Mas Kaprow pretendia algo mais com os seus famosos 18 happenings in 6 parts (1959). De facto, tratava-se então de combinar diferentes domínios e disciplinas artísticas; assim, da construção quase escultórica de paredes (a partir de colagens e pinturas) à projecção de imagens e diapositivos, da narração de discursos e monólogos improvisados a movimentos corporais que se situavam entre a dança e a exploração estética da imagem do corpo, resultava um quadro plural que se pretendia intenso, pleno de acção e energia, só possível de realizar e viver no momento da sua concretização. Isto é, com o happening não restava já nenhum resultado, ou obra, para lá da experiência individual de cada um dos intervenientes na “acção”. Esta característica, que ultrapassa definitivamente o resultado fixo e físico que ainda apresentavam as superfícies de Pollock e Klein, promove a ideia de uma valorização maior da experiência vivificada e concretamente contextualizada numa realidade espacio-temporal, incitando, indirectamente, a uma recepção colectiva de comunhão artística, em alternativa à sua reificação ou experienciação individual. Com essa revolução ao nível da concepção do acto criativo, a arte contribuía igualmente para uma nova consciencialização sobre a irredutível fixação do tempo, como espelho do efémero da própria vida.[3]

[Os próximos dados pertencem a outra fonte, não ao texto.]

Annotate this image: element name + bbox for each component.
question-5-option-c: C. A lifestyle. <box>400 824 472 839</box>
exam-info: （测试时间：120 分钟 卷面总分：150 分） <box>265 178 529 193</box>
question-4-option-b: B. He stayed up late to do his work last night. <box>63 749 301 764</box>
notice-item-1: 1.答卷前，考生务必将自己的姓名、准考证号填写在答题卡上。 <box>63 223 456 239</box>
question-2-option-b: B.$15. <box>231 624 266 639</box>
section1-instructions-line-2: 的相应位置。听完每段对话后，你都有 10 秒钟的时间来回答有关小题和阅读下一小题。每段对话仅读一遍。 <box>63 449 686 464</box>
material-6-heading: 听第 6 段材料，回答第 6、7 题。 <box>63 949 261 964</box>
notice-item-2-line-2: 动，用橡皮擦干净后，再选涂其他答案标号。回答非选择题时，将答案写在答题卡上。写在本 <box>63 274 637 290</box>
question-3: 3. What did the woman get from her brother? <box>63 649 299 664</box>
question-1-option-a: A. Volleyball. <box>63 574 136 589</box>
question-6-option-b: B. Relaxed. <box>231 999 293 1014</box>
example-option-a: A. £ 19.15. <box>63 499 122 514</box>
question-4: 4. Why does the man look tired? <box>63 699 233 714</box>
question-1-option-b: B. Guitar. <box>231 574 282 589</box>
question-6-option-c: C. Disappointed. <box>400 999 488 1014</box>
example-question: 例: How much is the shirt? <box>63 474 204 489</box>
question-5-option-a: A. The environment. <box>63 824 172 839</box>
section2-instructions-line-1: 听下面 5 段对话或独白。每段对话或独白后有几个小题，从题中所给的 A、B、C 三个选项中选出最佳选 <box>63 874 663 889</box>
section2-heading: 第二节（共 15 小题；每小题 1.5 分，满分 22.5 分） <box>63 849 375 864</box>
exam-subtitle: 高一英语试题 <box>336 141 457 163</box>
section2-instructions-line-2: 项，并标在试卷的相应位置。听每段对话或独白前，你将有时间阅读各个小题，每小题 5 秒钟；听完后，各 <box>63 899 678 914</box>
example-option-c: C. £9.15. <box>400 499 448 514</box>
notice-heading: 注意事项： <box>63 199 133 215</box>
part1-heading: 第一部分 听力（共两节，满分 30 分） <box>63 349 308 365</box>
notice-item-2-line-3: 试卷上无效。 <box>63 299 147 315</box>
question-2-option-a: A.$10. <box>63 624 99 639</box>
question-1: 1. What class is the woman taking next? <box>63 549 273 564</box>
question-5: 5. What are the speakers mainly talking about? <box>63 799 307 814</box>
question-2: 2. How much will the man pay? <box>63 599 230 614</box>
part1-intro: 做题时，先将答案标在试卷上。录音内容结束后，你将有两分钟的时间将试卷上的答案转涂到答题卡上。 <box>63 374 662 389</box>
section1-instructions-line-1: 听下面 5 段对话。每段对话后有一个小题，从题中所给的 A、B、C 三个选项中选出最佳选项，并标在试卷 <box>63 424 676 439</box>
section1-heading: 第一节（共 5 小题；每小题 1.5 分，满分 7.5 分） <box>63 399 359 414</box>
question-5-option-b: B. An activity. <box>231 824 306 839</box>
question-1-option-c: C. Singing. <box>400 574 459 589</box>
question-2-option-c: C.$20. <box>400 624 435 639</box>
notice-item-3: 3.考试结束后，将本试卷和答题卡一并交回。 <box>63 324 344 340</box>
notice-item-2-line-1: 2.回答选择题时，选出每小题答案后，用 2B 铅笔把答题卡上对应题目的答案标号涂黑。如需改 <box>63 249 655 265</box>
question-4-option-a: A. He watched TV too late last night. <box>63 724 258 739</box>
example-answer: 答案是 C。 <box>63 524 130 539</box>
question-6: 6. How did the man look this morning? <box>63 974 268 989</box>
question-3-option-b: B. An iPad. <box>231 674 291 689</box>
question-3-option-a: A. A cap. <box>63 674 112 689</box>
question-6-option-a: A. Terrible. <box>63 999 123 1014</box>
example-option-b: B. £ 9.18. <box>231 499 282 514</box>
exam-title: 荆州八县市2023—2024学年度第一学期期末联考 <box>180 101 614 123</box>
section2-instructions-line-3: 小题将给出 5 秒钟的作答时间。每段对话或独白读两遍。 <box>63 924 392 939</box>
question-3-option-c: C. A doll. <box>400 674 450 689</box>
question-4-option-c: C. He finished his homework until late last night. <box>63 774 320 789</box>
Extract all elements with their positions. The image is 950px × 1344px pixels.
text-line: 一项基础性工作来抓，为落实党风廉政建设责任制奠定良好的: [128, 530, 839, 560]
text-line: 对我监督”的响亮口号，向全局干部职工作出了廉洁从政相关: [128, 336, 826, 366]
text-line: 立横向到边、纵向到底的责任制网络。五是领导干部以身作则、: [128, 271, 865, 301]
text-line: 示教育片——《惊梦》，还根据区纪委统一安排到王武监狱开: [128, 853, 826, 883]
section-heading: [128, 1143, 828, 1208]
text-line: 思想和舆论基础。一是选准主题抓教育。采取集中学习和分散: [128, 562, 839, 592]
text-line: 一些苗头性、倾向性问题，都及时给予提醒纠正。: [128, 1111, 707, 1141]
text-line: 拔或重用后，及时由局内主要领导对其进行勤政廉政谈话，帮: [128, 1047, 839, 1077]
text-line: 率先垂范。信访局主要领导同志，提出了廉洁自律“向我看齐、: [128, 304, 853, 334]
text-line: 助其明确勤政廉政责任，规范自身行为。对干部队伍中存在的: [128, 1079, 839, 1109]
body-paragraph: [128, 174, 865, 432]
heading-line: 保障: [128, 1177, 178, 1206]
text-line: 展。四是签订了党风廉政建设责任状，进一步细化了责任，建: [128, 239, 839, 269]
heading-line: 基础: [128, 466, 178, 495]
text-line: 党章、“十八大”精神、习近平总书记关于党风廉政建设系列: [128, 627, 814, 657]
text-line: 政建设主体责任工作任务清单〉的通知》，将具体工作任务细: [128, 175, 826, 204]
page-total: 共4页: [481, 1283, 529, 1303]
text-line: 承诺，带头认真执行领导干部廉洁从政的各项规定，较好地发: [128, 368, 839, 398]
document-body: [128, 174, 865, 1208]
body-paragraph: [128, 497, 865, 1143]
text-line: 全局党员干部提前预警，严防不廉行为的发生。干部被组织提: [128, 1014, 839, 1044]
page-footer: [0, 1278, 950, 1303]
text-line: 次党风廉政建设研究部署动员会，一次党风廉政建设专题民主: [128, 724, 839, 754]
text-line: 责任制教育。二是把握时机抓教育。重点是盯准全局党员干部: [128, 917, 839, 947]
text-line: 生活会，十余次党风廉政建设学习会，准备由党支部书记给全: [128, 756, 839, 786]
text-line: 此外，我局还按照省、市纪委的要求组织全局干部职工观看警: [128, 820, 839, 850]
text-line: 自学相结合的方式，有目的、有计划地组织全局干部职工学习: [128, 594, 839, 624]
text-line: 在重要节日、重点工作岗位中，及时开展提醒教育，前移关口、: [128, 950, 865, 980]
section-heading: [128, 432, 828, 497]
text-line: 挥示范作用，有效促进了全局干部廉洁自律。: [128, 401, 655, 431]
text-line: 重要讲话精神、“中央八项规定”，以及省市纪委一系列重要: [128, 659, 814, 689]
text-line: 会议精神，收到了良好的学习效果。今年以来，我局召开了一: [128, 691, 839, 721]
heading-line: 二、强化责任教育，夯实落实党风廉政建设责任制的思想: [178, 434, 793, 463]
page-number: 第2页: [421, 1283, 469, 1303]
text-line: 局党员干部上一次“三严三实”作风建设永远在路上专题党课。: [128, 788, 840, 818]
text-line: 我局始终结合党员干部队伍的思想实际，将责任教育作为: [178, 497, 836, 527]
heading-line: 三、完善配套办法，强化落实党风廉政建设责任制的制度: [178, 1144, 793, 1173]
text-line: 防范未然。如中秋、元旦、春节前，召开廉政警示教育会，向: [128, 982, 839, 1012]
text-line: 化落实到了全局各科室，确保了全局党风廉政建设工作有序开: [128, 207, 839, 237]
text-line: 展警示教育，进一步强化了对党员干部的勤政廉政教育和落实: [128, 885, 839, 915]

Daqui resulta um nítido afastamento, mesmo que algumas vezes ignorado pelos próprios promotores do happening, das possibilidades razoáveis de uma museologização que servia ainda e sobretudo, na época, a exposição de obras de arte que, na sua essência, mantinham uma relação de fruição estética mais duradoura (porque potencialmente repetida) com o receptor, admitindo por isso uma normal preservação da sua condição de objecto estético e artístico. Acontece que com o happening e a performance, a obra abandona o que até aí lhe garantia a museologização integral, ou seja, a materialidade que permite a permanência e preservação da sua essência presencial. Em vez de pintura ou objectos, o happening deixa apenas a memória do acontecimento criativo, nisso se sintonizando com outras artes performativas: as do espectáculo, tais como o teatro e a dança.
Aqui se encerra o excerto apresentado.